The docs go on to give an example of an alarm with 'EvaluationPeriods' and 'DatapointsToAlarm' set to 3. They state that Cloudwatch chooses the 5 most recent datapoints. Part of my question is, Where are they getting 5? It's not clear from the docs.
The second part of my question is, why have this behavior at all (or at least, why have it by default)? If I set my evaluation period to 3, my Datapoints to Alarm to 3, and tell Cloudwatch to 'TreatMissingData' as 'breaching,' I'm going to expect 3 periods of missing data to trigger an alarm state. This doesn't necessarily happen, as illustrated by an example in the docs.
I had the same questions. As best I can tell, the 5 can be explained if I am thinking about standard collection intervals vs standard resolution correctly. In other words, if we assume a standard collection interval of 5 minutes and a standard 1-minute resolution, then within the 5 minutes of the collection interval, 5 separate data points are collected. The example states you need 3 data points over 3 evaluation periods, which is less than the 5 data points CloudWatch has collected. CloudWatch would then have all the data points it needs within the 5-data-point evaluation range defined by a single collection. As an example, if 4 of the 5 expected data points are missing from the collection, you have one defined data point and thus need 2 more within the evaluation range to reach the three needed for alarm evaluation. These 2 (not the 4 that are actually missing from the collection) are considered the "missing" data points in the documentation - I find this confusing. The tables in the AWS documentation provide examples for how the different treatments of the "missing" 2 data points impact the alarm evaluations.

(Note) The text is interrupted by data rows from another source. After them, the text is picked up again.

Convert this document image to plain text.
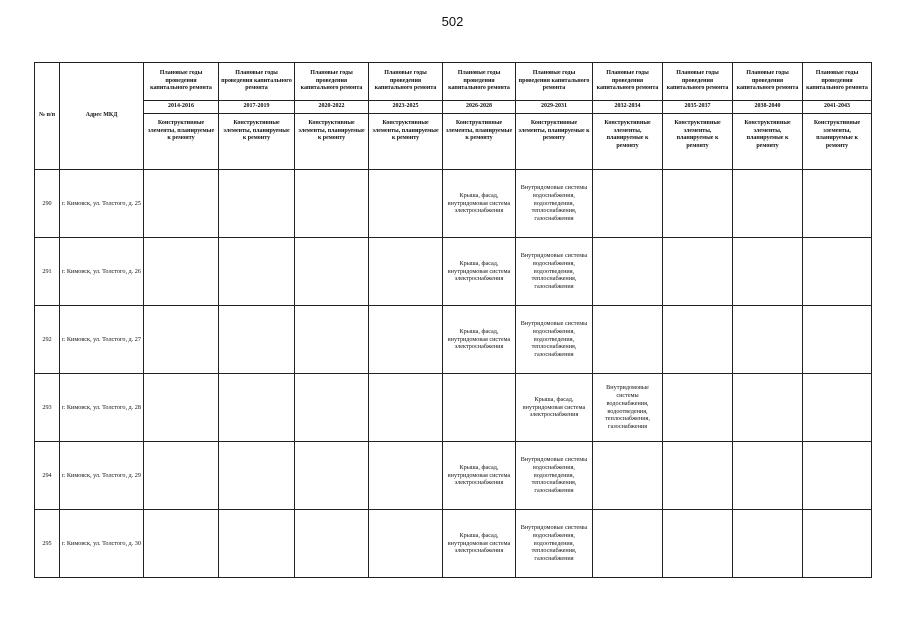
502
№ п/п	Адрес МКД	Плановые годы проведения капитального ремонта	Плановые годы проведения капитального ремонта	Плановые годы проведения капитального ремонта	Плановые годы проведения капитального ремонта	Плановые годы проведения капитального ремонта	Плановые годы проведения капитального ремонта	Плановые годы проведения капитального ремонта	Плановые годы проведения капитального ремонта	Плановые годы проведения капитального ремонта	Плановые годы проведения капитального ремонта
		2014-2016	2017-2019	2020-2022	2023-2025	2026-2028	2029-2031	2032-2034	2035-2037	2038-2040	2041-2043
		Конструктивные элементы, планируемые к ремонту	Конструктивные элементы, планируемые к ремонту	Конструктивные элементы, планируемые к ремонту	Конструктивные элементы, планируемые к ремонту	Конструктивные элементы, планируемые к ремонту	Конструктивные элементы, планируемые к ремонту	Конструктивные элементы, планируемые к ремонту	Конструктивные элементы, планируемые к ремонту	Конструктивные элементы, планируемые к ремонту	Конструктивные элементы, планируемые к ремонту
290	г. Кимовск, ул. Толстого, д. 25					Крыша, фасад, внутридомовая система электроснабжения	Внутридомовые системы водоснабжения, водоотведения, теплоснабжения, газоснабжения				
291	г. Кимовск, ул. Толстого, д. 26					Крыша, фасад, внутридомовая система электроснабжения	Внутридомовые системы водоснабжения, водоотведения, теплоснабжения, газоснабжения				
292	г. Кимовск, ул. Толстого, д. 27					Крыша, фасад, внутридомовая система электроснабжения	Внутридомовые системы водоснабжения, водоотведения, теплоснабжения, газоснабжения				
293	г. Кимовск, ул. Толстого, д. 28						Крыша, фасад, внутридомовая система электроснабжения	Внутридомовые системы водоснабжения, водоотведения, теплоснабжения, газоснабжения			
294	г. Кимовск, ул. Толстого, д. 29					Крыша, фасад, внутридомовая система электроснабжения	Внутридомовые системы водоснабжения, водоотведения, теплоснабжения, газоснабжения				
295	г. Кимовск, ул. Толстого, д. 30					Крыша, фасад, внутридомовая система электроснабжения	Внутридомовые системы водоснабжения, водоотведения, теплоснабжения, газоснабжения				
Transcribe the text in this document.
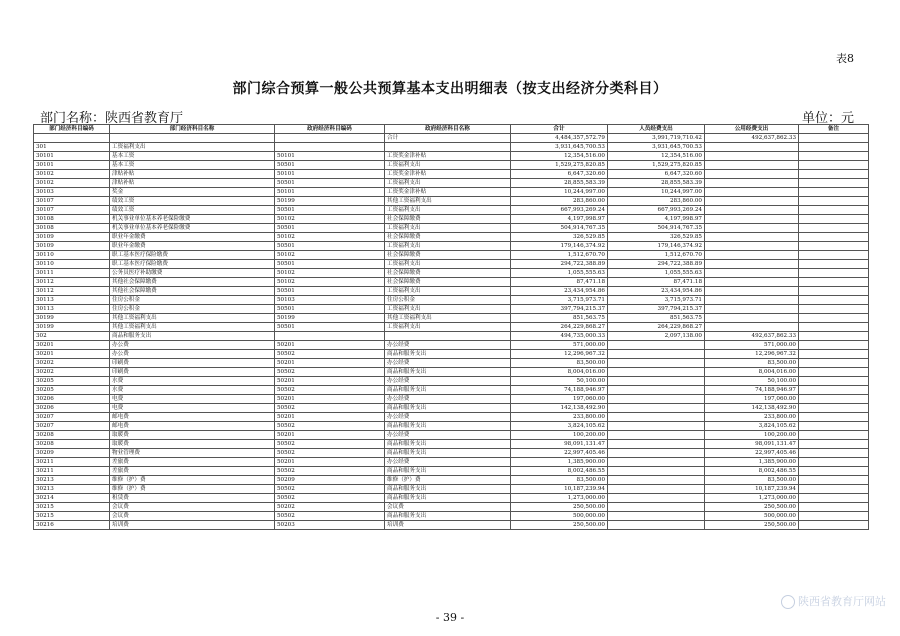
表8
部门综合预算一般公共预算基本支出明细表（按支出经济分类科目）
部门名称：陕西省教育厅	单位：元
部门经济科目编码	部门经济科目名称	政府经济科目编码	政府经济科目名称	合计	人员经费支出	公用经费支出	备注
			合计	4,484,357,572.79	3,991,719,710.42	492,637,862.33	
301	工资福利支出			3,931,645,700.53	3,931,645,700.53		
30101	基本工资	50101	工资奖金津补贴	12,354,516.00	12,354,516.00		
30101	基本工资	50501	工资福利支出	1,529,275,820.85	1,529,275,820.85		
30102	津贴补贴	50101	工资奖金津补贴	6,647,320.60	6,647,320.60		
30102	津贴补贴	50501	工资福利支出	28,855,583.39	28,855,583.39		
30103	奖金	50101	工资奖金津补贴	10,244,997.00	10,244,997.00		
30107	绩效工资	50199	其他工资福利支出	283,860.00	283,860.00		
30107	绩效工资	50501	工资福利支出	667,993,269.24	667,993,269.24		
30108	机关事业单位基本养老保险缴费	50102	社会保障缴费	4,197,998.97	4,197,998.97		
30108	机关事业单位基本养老保险缴费	50501	工资福利支出	504,914,767.35	504,914,767.35		
30109	职业年金缴费	50102	社会保障缴费	326,529.85	326,529.85		
30109	职业年金缴费	50501	工资福利支出	179,146,374.92	179,146,374.92		
30110	职工基本医疗保险缴费	50102	社会保障缴费	1,512,670.70	1,512,670.70		
30110	职工基本医疗保险缴费	50501	工资福利支出	294,722,388.89	294,722,388.89		
30111	公务员医疗补助缴费	50102	社会保障缴费	1,055,555.63	1,055,555.63		
30112	其他社会保障缴费	50102	社会保障缴费	87,471.18	87,471.18		
30112	其他社会保障缴费	50501	工资福利支出	23,434,954.86	23,434,954.86		
30113	住房公积金	50103	住房公积金	3,715,973.71	3,715,973.71		
30113	住房公积金	50501	工资福利支出	397,794,215.37	397,794,215.37		
30199	其他工资福利支出	50199	其他工资福利支出	851,563.75	851,563.75		
30199	其他工资福利支出	50501	工资福利支出	264,229,868.27	264,229,868.27		
302	商品和服务支出			494,735,000.33	2,097,138.00	492,637,862.33	
30201	办公费	50201	办公经费	571,000.00		571,000.00	
30201	办公费	50502	商品和服务支出	12,296,967.32		12,296,967.32	
30202	印刷费	50201	办公经费	83,500.00		83,500.00	
30202	印刷费	50502	商品和服务支出	8,004,016.00		8,004,016.00	
30205	水费	50201	办公经费	50,100.00		50,100.00	
30205	水费	50502	商品和服务支出	74,188,946.97		74,188,946.97	
30206	电费	50201	办公经费	197,060.00		197,060.00	
30206	电费	50502	商品和服务支出	142,138,492.90		142,138,492.90	
30207	邮电费	50201	办公经费	233,800.00		233,800.00	
30207	邮电费	50502	商品和服务支出	3,824,105.62		3,824,105.62	
30208	取暖费	50201	办公经费	100,200.00		100,200.00	
30208	取暖费	50502	商品和服务支出	98,091,131.47		98,091,131.47	
30209	物业管理费	50502	商品和服务支出	22,997,405.46		22,997,405.46	
30211	差旅费	50201	办公经费	1,385,900.00		1,385,900.00	
30211	差旅费	50502	商品和服务支出	8,002,486.55		8,002,486.55	
30213	维修（护）费	50209	维修（护）费	83,500.00		83,500.00	
30213	维修（护）费	50502	商品和服务支出	10,187,239.94		10,187,239.94	
30214	租赁费	50502	商品和服务支出	1,273,000.00		1,273,000.00	
30215	会议费	50202	会议费	250,500.00		250,500.00	
30215	会议费	50502	商品和服务支出	500,000.00		500,000.00	
30216	培训费	50203	培训费	250,500.00		250,500.00	
- 39 -
陕西省教育厅网站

Regardless of whether this is the correct interpretation, this could be better explained in the documentation.
I also agree that this behavior is unexpected, and the fact that you can't configure it is quite frustrating. However, there does seem to be an easy workaround depending on your use case.
I also wanted the same behavior as you specified; i.e. a missing data point is a breaching data point plain and simple:
If I set my evaluation period to 3, my Datapoints to Alarm to 3, and tell Cloudwatch to 'TreatMissingData' as 'breaching,' I'm going to expect 3 periods of missing data to trigger an alarm state.
I had a use case which is basically like a push-style health monitor. We needed a particular on-premises service to report a "healthy" metric daily to CloudWatch, and an alarm in case this report didn't come through due to network issues or anything disruptive. Semantically, missing data is the same as reporting a metric of value 0 (the "healthy" metric is value 1).
So I was able to use metric math's FILL function to replace every missing data point with 0. Setting a 1-out-of-1, alarm on <1 alarm on this new expression provides exactly the needed behavior without involving any kind of "missing data".